Enterprise Unix Roundup: Shopping for Peace of Mind at the SCO Store
February 26, 2004
Tips of the Trade
Sometimes, when something needs to happen over and over and over again, it's best to just schedule it as a cron job and forget all about it. But what about when you want to schedule something to happen at some point that's "not now," and it needs to happen only once? Consider at.
Where cron depends on a crontab file to decide when to run scheduled commands, at takes input from the command line. Output from an at-scheduled command is mailed to the user, and notification that the command executed (if it wouldn't ordinarily involve output) can be specified by adding on a -m switch.

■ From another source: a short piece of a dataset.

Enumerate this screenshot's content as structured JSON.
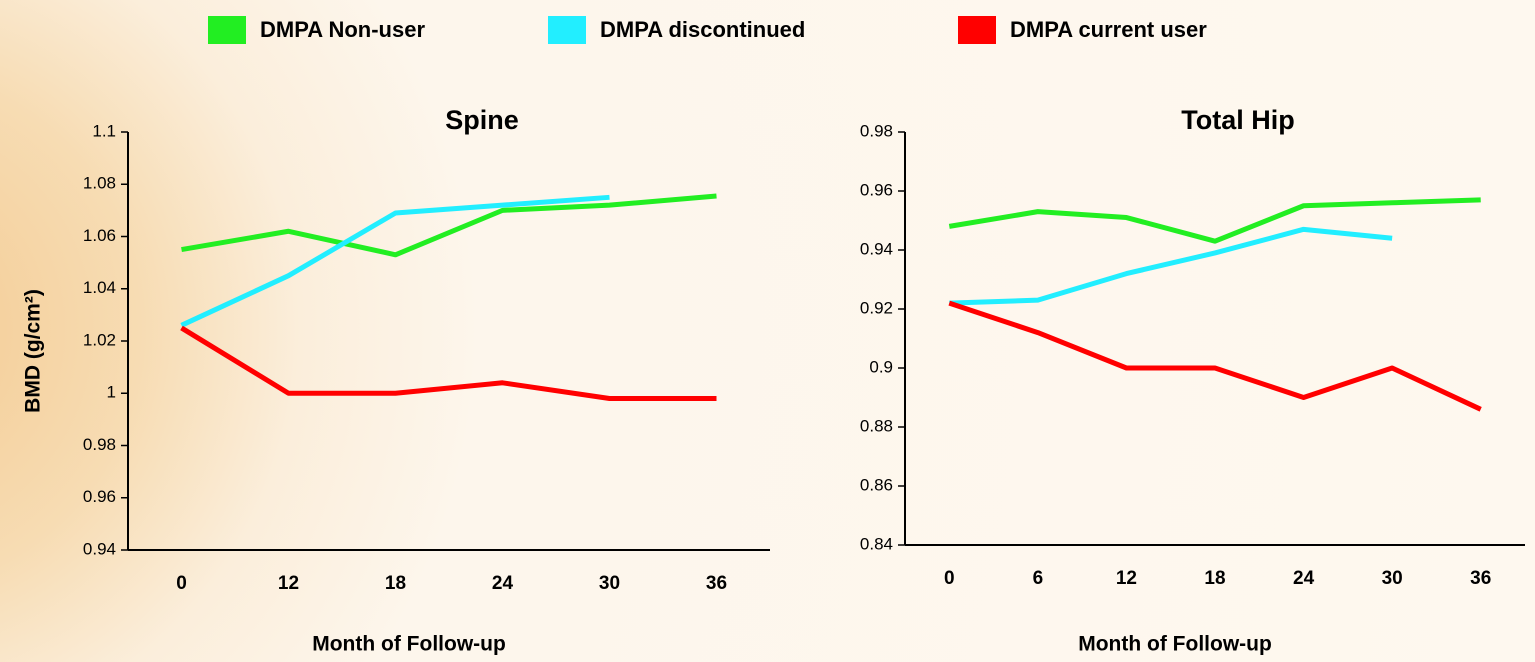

at allows very specific time designations. So telling at to "run the shell script /home/joe/bin/verybigjob.sh at 3:38 p.m. three days from now" would look like this:
at 3:38pm + 3 days
at also accepts words like "midnight," "tomorrow," "noon," and even "teatime" (which is 4 p.m. -- we looked it up on the man page).
One common point of confusion: Once you issue the at command with its date qualifier, you'll be dumped into a prompt that looks like at>. At that point, you must enter the command (or commands) you want to run, followed by pressing the control and d keys to exit the command.
If you want to see which jobs are waiting to run, use the atq command; if you want to get rid of a job, use the atrm command. To use atrm, you must know the job number (which is returned when you exit at with ctrl-d), or by looking it up with atq.